Thanks for providing this excellent in-depth view of your workflow. I hope you are continuing this series!

I’m going to have a look at Zotero; if it can automatically feed journals for me it will be a big help!

JohnAtl · December 23, 2020, 2:45am

You might be interested in research rabbit, which makes suggestions based on references you upload to it.

nlippman · December 23, 2020, 2:51am

@JohnAtl

Thanks, I’ll have a look at that.

My biggest need right now is to get an easy solution to downloading journals that I do not personally subscribe to but one of the hospitals at which I have library privileges has an institutional subscription. Through those subscriptions I have access to the journals, but the process of downloading is tedious as I have to manually click through and save each article I want to read. I am hoping Zotero will allow me to easily scan the TOC for each issue and download the articles I want, and even better automate the feed (right now I just have the TOC emailed to me and dlownlaod when I have time).

OogieM · December 23, 2020, 1:49pm

I don’t think you can do that in Zotero.
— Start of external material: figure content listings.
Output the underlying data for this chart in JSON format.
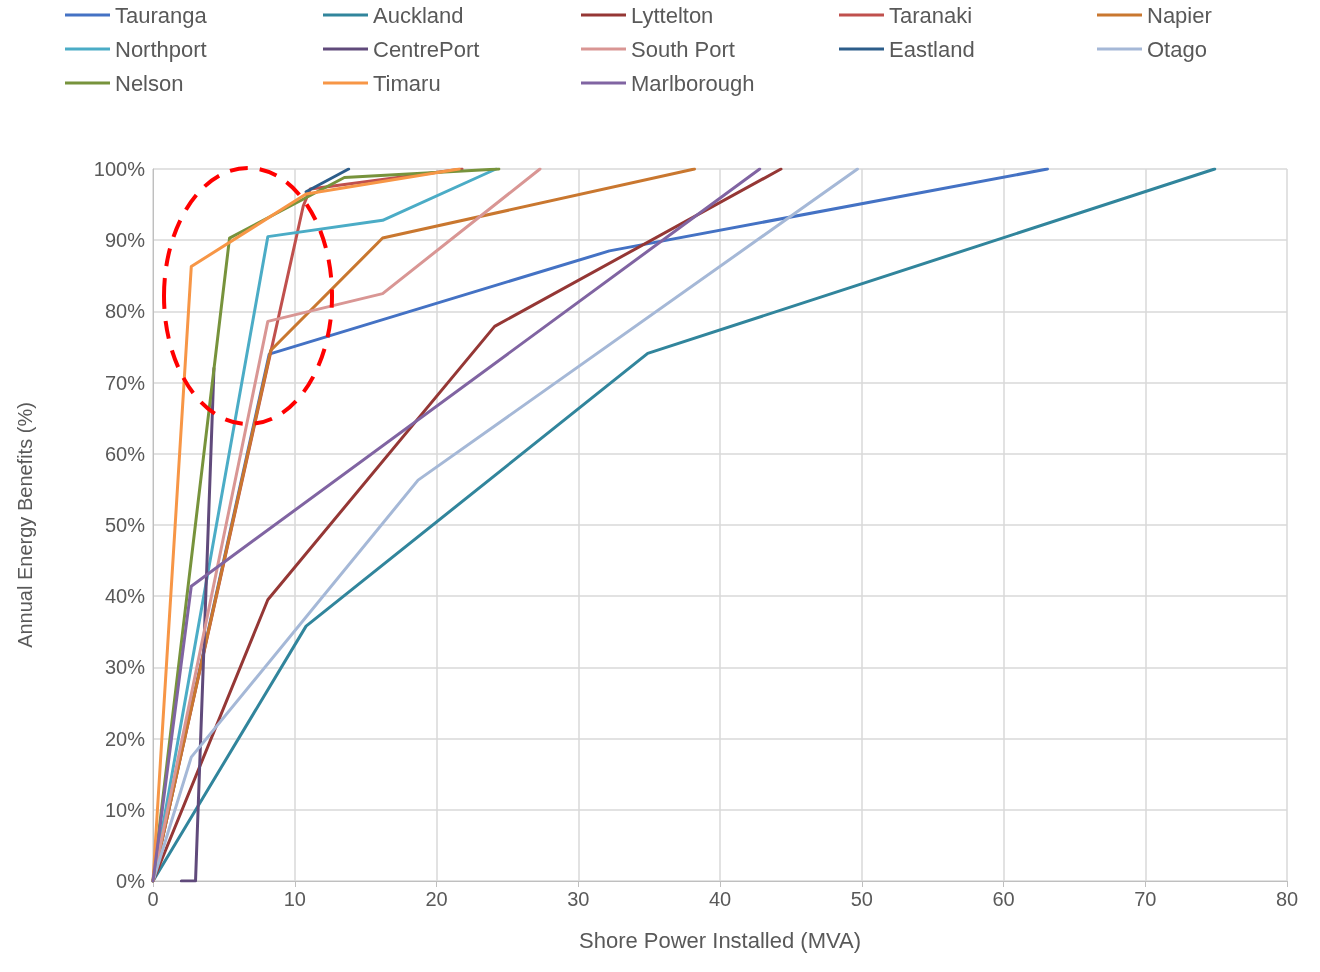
{
  "chart_data": {
    "type": "line",
    "xlabel": "Shore Power Installed (MVA)",
    "ylabel": "Annual Energy Benefits (%)",
    "xlim": [
      0,
      80
    ],
    "xticks": [
      0,
      10,
      20,
      30,
      40,
      50,
      60,
      70,
      80
    ],
    "ylim": [
      0,
      100
    ],
    "yticks": [
      {
        "value": 0,
        "label": "0%"
      },
      {
        "value": 10,
        "label": "10%"
      },
      {
        "value": 20,
        "label": "20%"
      },
      {
        "value": 30,
        "label": "30%"
      },
      {
        "value": 40,
        "label": "40%"
      },
      {
        "value": 50,
        "label": "50%"
      },
      {
        "value": 60,
        "label": "60%"
      },
      {
        "value": 70,
        "label": "70%"
      },
      {
        "value": 80,
        "label": "80%"
      },
      {
        "value": 90,
        "label": "90%"
      },
      {
        "value": 100,
        "label": "100%"
      }
    ],
    "grid": true,
    "legend": "top",
    "marker": "none",
    "line_style": "solid",
    "series": [
      {
        "name": "Tauranga",
        "color": "#4472c4",
        "x": [
          0,
          8.2,
          32.2,
          63.1
        ],
        "values": [
          0,
          74,
          88.5,
          100
        ]
      },
      {
        "name": "Auckland",
        "color": "#31859c",
        "x": [
          0,
          10.8,
          34.9,
          74.9
        ],
        "values": [
          0,
          35.8,
          74.1,
          100
        ]
      },
      {
        "name": "Lyttelton",
        "color": "#953735",
        "x": [
          0,
          8.1,
          24.1,
          44.3
        ],
        "values": [
          0,
          39.5,
          77.9,
          100
        ]
      },
      {
        "name": "Taranaki",
        "color": "#c0504d",
        "x": [
          0,
          10.6,
          11.1,
          21.8
        ],
        "values": [
          0,
          94.8,
          97.2,
          100
        ]
      },
      {
        "name": "Napier",
        "color": "#c9772f",
        "x": [
          0,
          8.3,
          16.2,
          38.2
        ],
        "values": [
          0,
          74.5,
          90.3,
          100
        ]
      },
      {
        "name": "Northport",
        "color": "#4bacc6",
        "x": [
          0,
          8.1,
          16.2,
          24.2
        ],
        "values": [
          0,
          90.5,
          92.8,
          100
        ]
      },
      {
        "name": "CentrePort",
        "color": "#604a7b",
        "x": [
          2,
          3,
          4.3
        ],
        "values": [
          0,
          0,
          72
        ]
      },
      {
        "name": "South Port",
        "color": "#d99694",
        "x": [
          0,
          8.1,
          16.2,
          27.3
        ],
        "values": [
          0,
          78.6,
          82.5,
          100
        ]
      },
      {
        "name": "Eastland",
        "color": "#2c5d8a",
        "x": [
          10.8,
          13.8
        ],
        "values": [
          96.8,
          100
        ]
      },
      {
        "name": "Otago",
        "color": "#a5b8d7",
        "x": [
          0,
          2.7,
          18.7,
          49.7
        ],
        "values": [
          0,
          17.4,
          56.3,
          100
        ]
      },
      {
        "name": "Nelson",
        "color": "#77933c",
        "x": [
          0,
          5.4,
          13.5,
          24.4
        ],
        "values": [
          0,
          90.3,
          98.8,
          100
        ]
      },
      {
        "name": "Timaru",
        "color": "#f79646",
        "x": [
          0,
          2.7,
          10.8,
          21.6
        ],
        "values": [
          0,
          86.3,
          96.5,
          100
        ]
      },
      {
        "name": "Marlborough",
        "color": "#8064a2",
        "x": [
          0,
          2.7,
          42.8
        ],
        "values": [
          0,
          41.4,
          100
        ]
      }
    ]
  }
}
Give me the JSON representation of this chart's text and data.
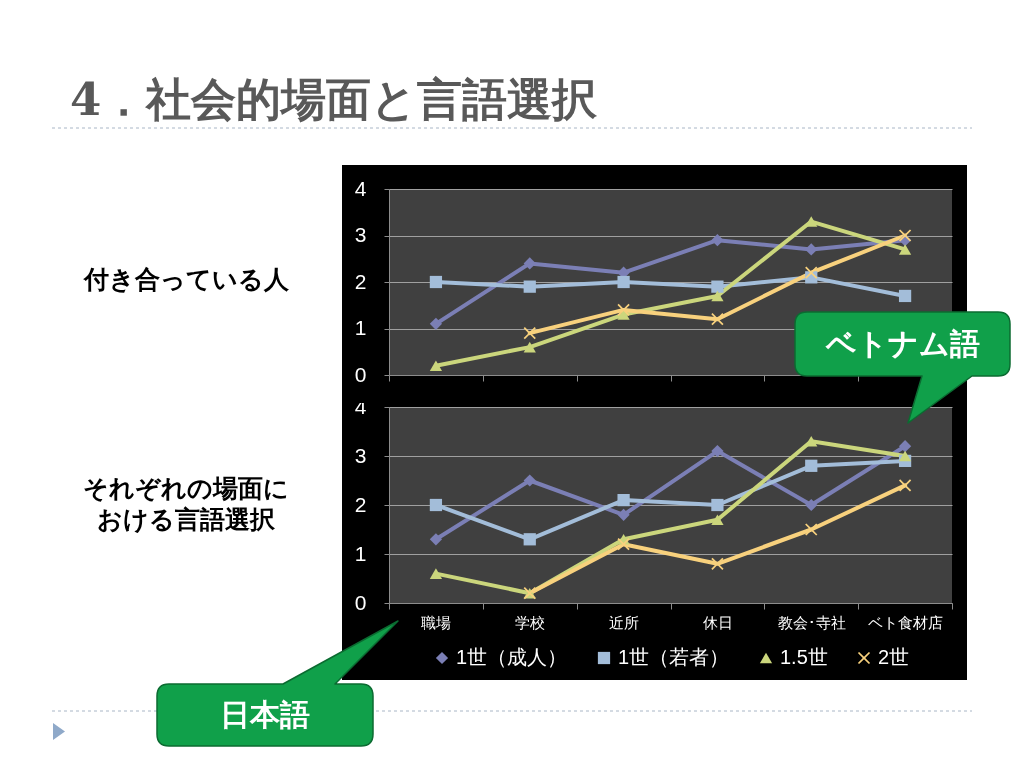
{
  "chart_data": [
    {
      "type": "line",
      "title": "4．社会的場面と言語選択",
      "categories": [
        null,
        null,
        null,
        null,
        null,
        null
      ],
      "series": [
        {
          "color": "#7b7fb5",
          "marker": "diamond",
          "values": [
            1.1,
            2.4,
            2.2,
            2.9,
            2.7,
            2.9
          ]
        },
        {
          "color": "#a3bdd9",
          "marker": "square",
          "values": [
            2.0,
            1.9,
            2.0,
            1.9,
            2.1,
            1.7
          ]
        },
        {
          "color": "#cbd67c",
          "marker": "triangle",
          "values": [
            0.2,
            0.6,
            1.3,
            1.7,
            3.3,
            2.7
          ]
        },
        {
          "color": "#f8d17d",
          "marker": "cross",
          "values": [
            null,
            0.9,
            1.4,
            1.2,
            2.2,
            3.0
          ]
        }
      ],
      "ylim": [
        0,
        4
      ],
      "yticks": [
        0,
        1,
        2,
        3,
        4
      ],
      "grid": "y",
      "annotations": [
        "付き合っている人",
        "ベトナム語"
      ]
    },
    {
      "type": "line",
      "categories": [
        "職場",
        "学校",
        "近所",
        "休日",
        "教会･寺社",
        "ベト食材店"
      ],
      "series": [
        {
          "name": "1世（成人）",
          "color": "#7b7fb5",
          "marker": "diamond",
          "values": [
            1.3,
            2.5,
            1.8,
            3.1,
            2.0,
            3.2
          ]
        },
        {
          "name": "1世（若者）",
          "color": "#a3bdd9",
          "marker": "square",
          "values": [
            2.0,
            1.3,
            2.1,
            2.0,
            2.8,
            2.9
          ]
        },
        {
          "name": "1.5世",
          "color": "#cbd67c",
          "marker": "triangle",
          "values": [
            0.6,
            0.2,
            1.3,
            1.7,
            3.3,
            3.0
          ]
        },
        {
          "name": "2世",
          "color": "#f8d17d",
          "marker": "cross",
          "values": [
            null,
            0.2,
            1.2,
            0.8,
            1.5,
            2.4
          ]
        }
      ],
      "ylim": [
        0,
        4
      ],
      "yticks": [
        0,
        1,
        2,
        3,
        4
      ],
      "grid": "y",
      "legend": "bottom",
      "annotations": [
        "それぞれの場面における言語選択",
        "日本語"
      ]
    }
  ]
}
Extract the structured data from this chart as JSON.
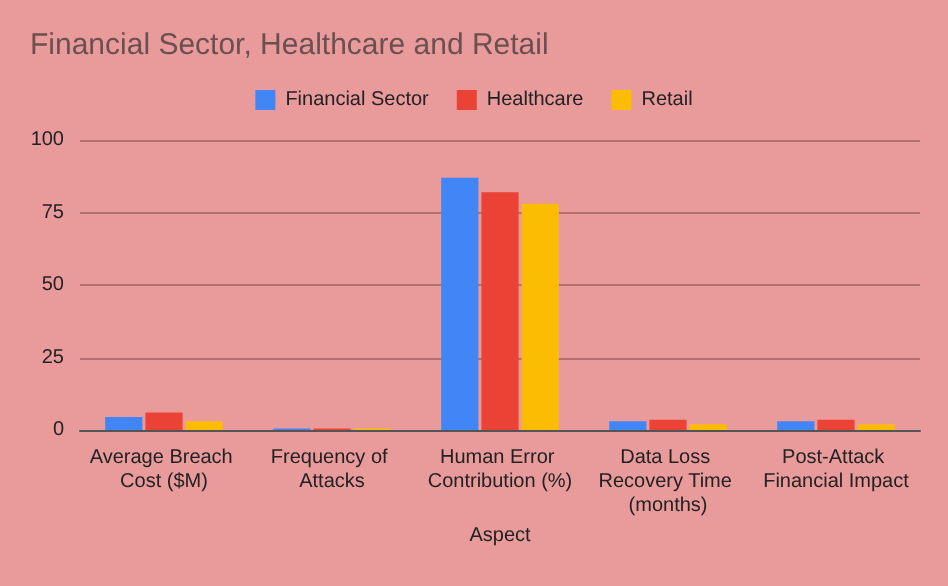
{
  "chart_data": {
    "type": "bar",
    "title": "Financial Sector, Healthcare and Retail",
    "xlabel": "Aspect",
    "categories": [
      "Average Breach Cost ($M)",
      "Frequency of Attacks",
      "Human Error Contribution (%)",
      "Data Loss Recovery Time (months)",
      "Post-Attack Financial Impact"
    ],
    "series": [
      {
        "name": "Financial Sector",
        "color": "#4285f4",
        "values": [
          4.5,
          0.5,
          87,
          3,
          3
        ]
      },
      {
        "name": "Healthcare",
        "color": "#ea4335",
        "values": [
          6,
          0.5,
          82,
          3.5,
          3.5
        ]
      },
      {
        "name": "Retail",
        "color": "#fbbc04",
        "values": [
          3,
          0.5,
          78,
          2,
          2
        ]
      }
    ],
    "ylim": [
      0,
      100
    ],
    "yticks": [
      0,
      25,
      50,
      75,
      100
    ],
    "grid": "y",
    "legend": "top"
  }
}
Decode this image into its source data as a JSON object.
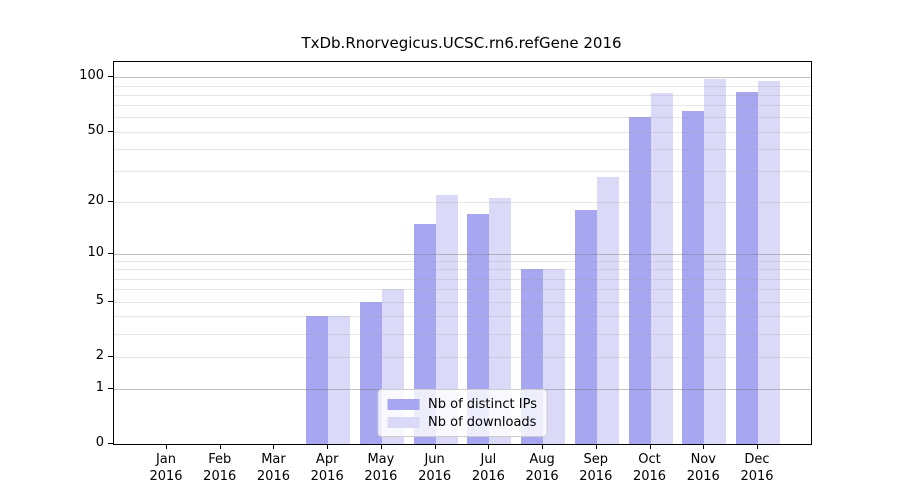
{
  "chart_data": {
    "type": "bar",
    "title": "TxDb.Rnorvegicus.UCSC.rn6.refGene 2016",
    "categories": [
      "Jan",
      "Feb",
      "Mar",
      "Apr",
      "May",
      "Jun",
      "Jul",
      "Aug",
      "Sep",
      "Oct",
      "Nov",
      "Dec"
    ],
    "x_tick_year": "2016",
    "series": [
      {
        "name": "Nb of distinct IPs",
        "color": "#a6a6f1",
        "values": [
          0,
          0,
          0,
          4,
          5,
          15,
          17,
          8,
          18,
          60,
          65,
          83
        ]
      },
      {
        "name": "Nb of downloads",
        "color": "#dadaf8",
        "values": [
          0,
          0,
          0,
          4,
          6,
          22,
          21,
          8,
          28,
          82,
          98,
          95
        ]
      }
    ],
    "y_ticks": [
      0,
      1,
      2,
      5,
      10,
      20,
      50,
      100
    ],
    "y_scale": "log1p",
    "y_max": 121,
    "grid": "horizontal",
    "grid_major_values": [
      1,
      10,
      100
    ],
    "grid_minor_values": [
      2,
      3,
      4,
      5,
      6,
      7,
      8,
      9,
      20,
      30,
      40,
      50,
      60,
      70,
      80,
      90
    ],
    "legend_position": "lower center"
  },
  "colors": {
    "background": "#ffffff",
    "axis": "#000000",
    "grid_major": "#c2c2c2",
    "grid_minor": "#e4e4e4",
    "legend_border": "#cccccc",
    "legend_background": "rgba(255,255,255,0.8)"
  }
}
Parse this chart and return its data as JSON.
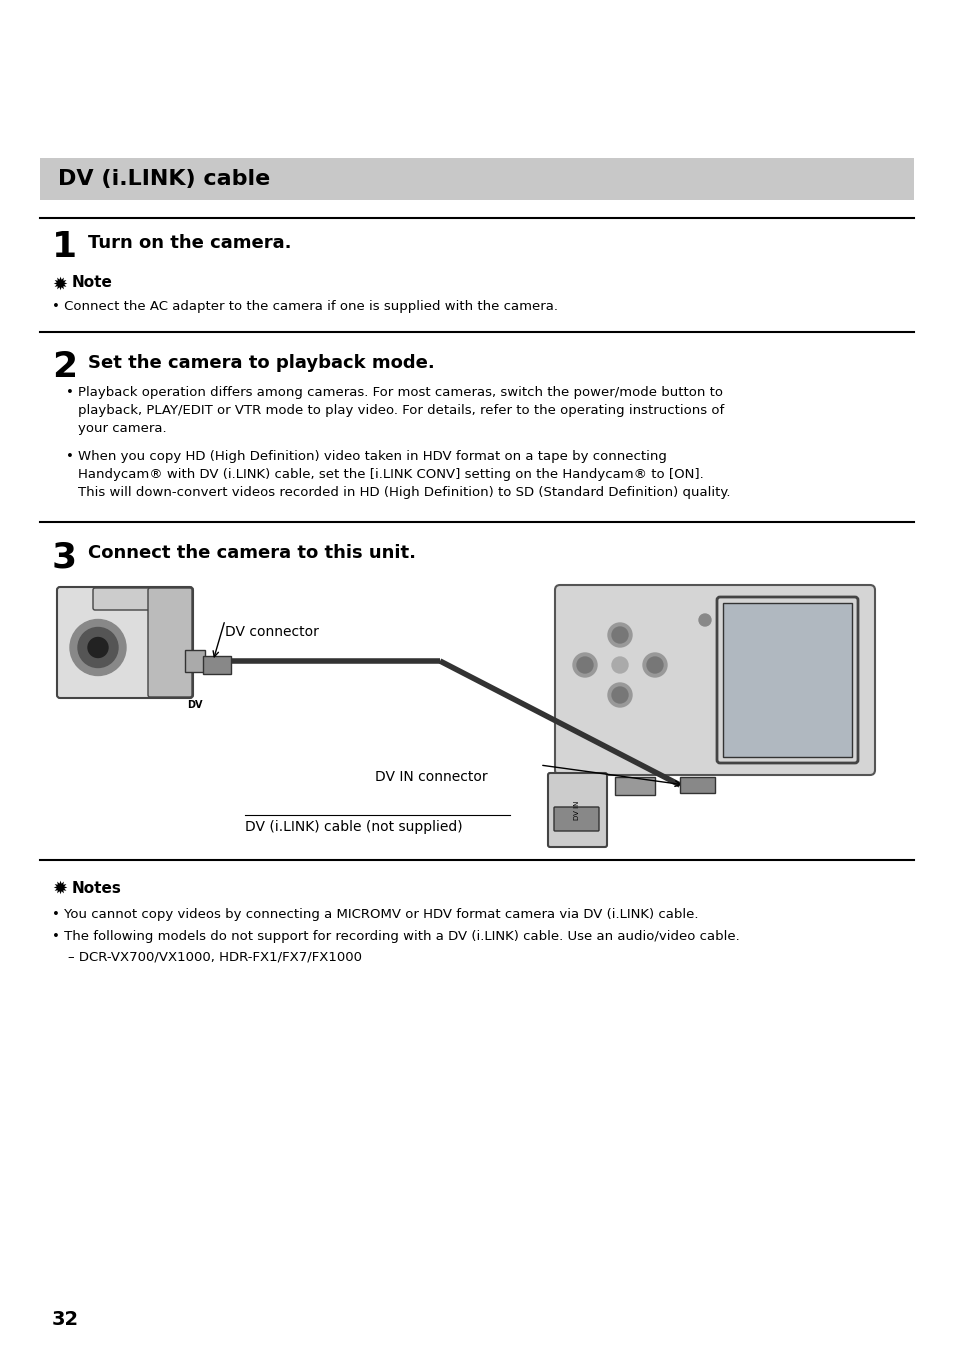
{
  "title": "DV (i.LINK) cable",
  "title_bg": "#c8c8c8",
  "page_bg": "#ffffff",
  "page_number": "32",
  "section1_title": "Turn on the camera.",
  "section1_note_label": "Note",
  "section1_note_text": "Connect the AC adapter to the camera if one is supplied with the camera.",
  "section2_title": "Set the camera to playback mode.",
  "section2_bullet1_lines": [
    "Playback operation differs among cameras. For most cameras, switch the power/mode button to",
    "playback, PLAY/EDIT or VTR mode to play video. For details, refer to the operating instructions of",
    "your camera."
  ],
  "section2_bullet2_lines": [
    "When you copy HD (High Definition) video taken in HDV format on a tape by connecting",
    "Handycam® with DV (i.LINK) cable, set the [i.LINK CONV] setting on the Handycam® to [ON].",
    "This will down-convert videos recorded in HD (High Definition) to SD (Standard Definition) quality."
  ],
  "section3_title": "Connect the camera to this unit.",
  "dv_connector_label": "DV connector",
  "dv_in_connector_label": "DV IN connector",
  "cable_label": "DV (i.LINK) cable (not supplied)",
  "notes_label": "Notes",
  "note1": "You cannot copy videos by connecting a MICROMV or HDV format camera via DV (i.LINK) cable.",
  "note2": "The following models do not support for recording with a DV (i.LINK) cable. Use an audio/video cable.",
  "note2b": "– DCR-VX700/VX1000, HDR-FX1/FX7/FX1000",
  "text_color": "#000000",
  "header_bg": "#c8c8c8",
  "line_color": "#000000"
}
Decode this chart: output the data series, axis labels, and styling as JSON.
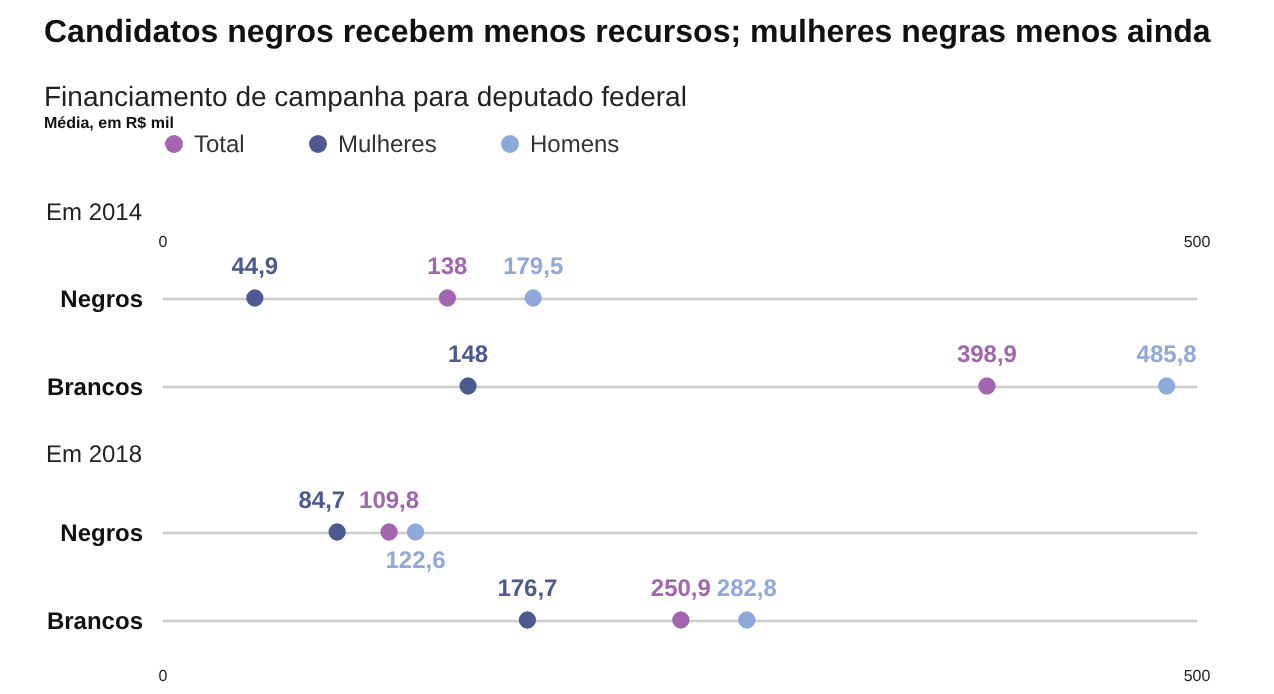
{
  "chart_data": [
    {
      "type": "scatter",
      "orientation": "horizontal",
      "title": "Candidatos negros recebem menos recursos; mulheres negras menos ainda",
      "subtitle": "Financiamento de campanha para deputado federal",
      "annotations": [
        "Média, em R$ mil",
        "Em 2014"
      ],
      "legend": "top left",
      "marker": "circle",
      "grid": "y",
      "x2lim": [
        0,
        500
      ],
      "x2ticks": [
        0,
        500
      ],
      "categories": [
        "Negros",
        "Brancos"
      ],
      "series": [
        {
          "name": "Total",
          "color": "#a465b0",
          "values": [
            138,
            398.9
          ],
          "value_labels": [
            "138",
            "398,9"
          ]
        },
        {
          "name": "Mulheres",
          "color": "#4d5a8f",
          "values": [
            44.9,
            148
          ],
          "value_labels": [
            "44,9",
            "148"
          ]
        },
        {
          "name": "Homens",
          "color": "#8fa9da",
          "values": [
            179.5,
            485.8
          ],
          "value_labels": [
            "179,5",
            "485,8"
          ]
        }
      ]
    },
    {
      "type": "scatter",
      "orientation": "horizontal",
      "title": "Em 2018",
      "marker": "circle",
      "grid": "y",
      "xlim": [
        0,
        500
      ],
      "xticks": [
        0,
        500
      ],
      "categories": [
        "Negros",
        "Brancos"
      ],
      "series": [
        {
          "name": "Total",
          "color": "#a465b0",
          "values": [
            109.8,
            250.9
          ],
          "value_labels": [
            "109,8",
            "250,9"
          ]
        },
        {
          "name": "Mulheres",
          "color": "#4d5a8f",
          "values": [
            84.7,
            176.7
          ],
          "value_labels": [
            "84,7",
            "176,7"
          ]
        },
        {
          "name": "Homens",
          "color": "#8fa9da",
          "values": [
            122.6,
            282.8
          ],
          "value_labels": [
            "122,6",
            "282,8"
          ]
        }
      ]
    }
  ]
}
If the TOC file you get includes all the DOI refrences you can at least do them in batches in Zotero easily.

nlippman · December 23, 2020, 2:27pm

@OogieM

Yes, I learned that when I installed Zotero last night and connected it to an RSS feed for a journal. I can click through to get the journal’s website (actually ClinicalKey, an agregator) but I cannot find a way to enter authorization data and have direct downloads done.

Is it the case that you can have Zotero retrieve a PDF based on its DOI? I did not find a mechanism for that either.

It seems a bit confusing since the source code for Zotero on a quick scan through (it’s a complex app!) suggest it supports direct journal downloading, but I don’t see any way in the UI to make that happen.

Look like I have to keep searching.

OogieM · December 23, 2020, 2:33pm

Yes, that’s how I do all of my imports where I have a DOI number on the Zotero top bar it’s the second little button to the right of the plus one.

Click on it and you get a field where you can type in a DOI, ISBN or other identifier. Then if oyu have Zotfile set up all the rest (renaming, moving to your final reference file loction etc. happens automatically.

Screen Shot 2020-12-23 at 7.32.10 AM

Hope that helps

JohnAtl · December 23, 2020, 7:15pm

Do you have VPN or proxy access through the hospital? That might help with having download privileges through Zotero.

Katie · January 26, 2021, 5:37am

Oogie, Do you still want the charger? I found some bubble wrap and, I think, a box.

I enjoyed your postcards!

I’ve been in and out of the hospital so I don’t come here very often.

KaTie

OogieM · January 26, 2021, 4:10pm

I’d love it if possible. I’m swappong mine around to the places I need them

Katie · February 7, 2021, 6:49pm

Ok. I haven’t forgotten about you! Honest!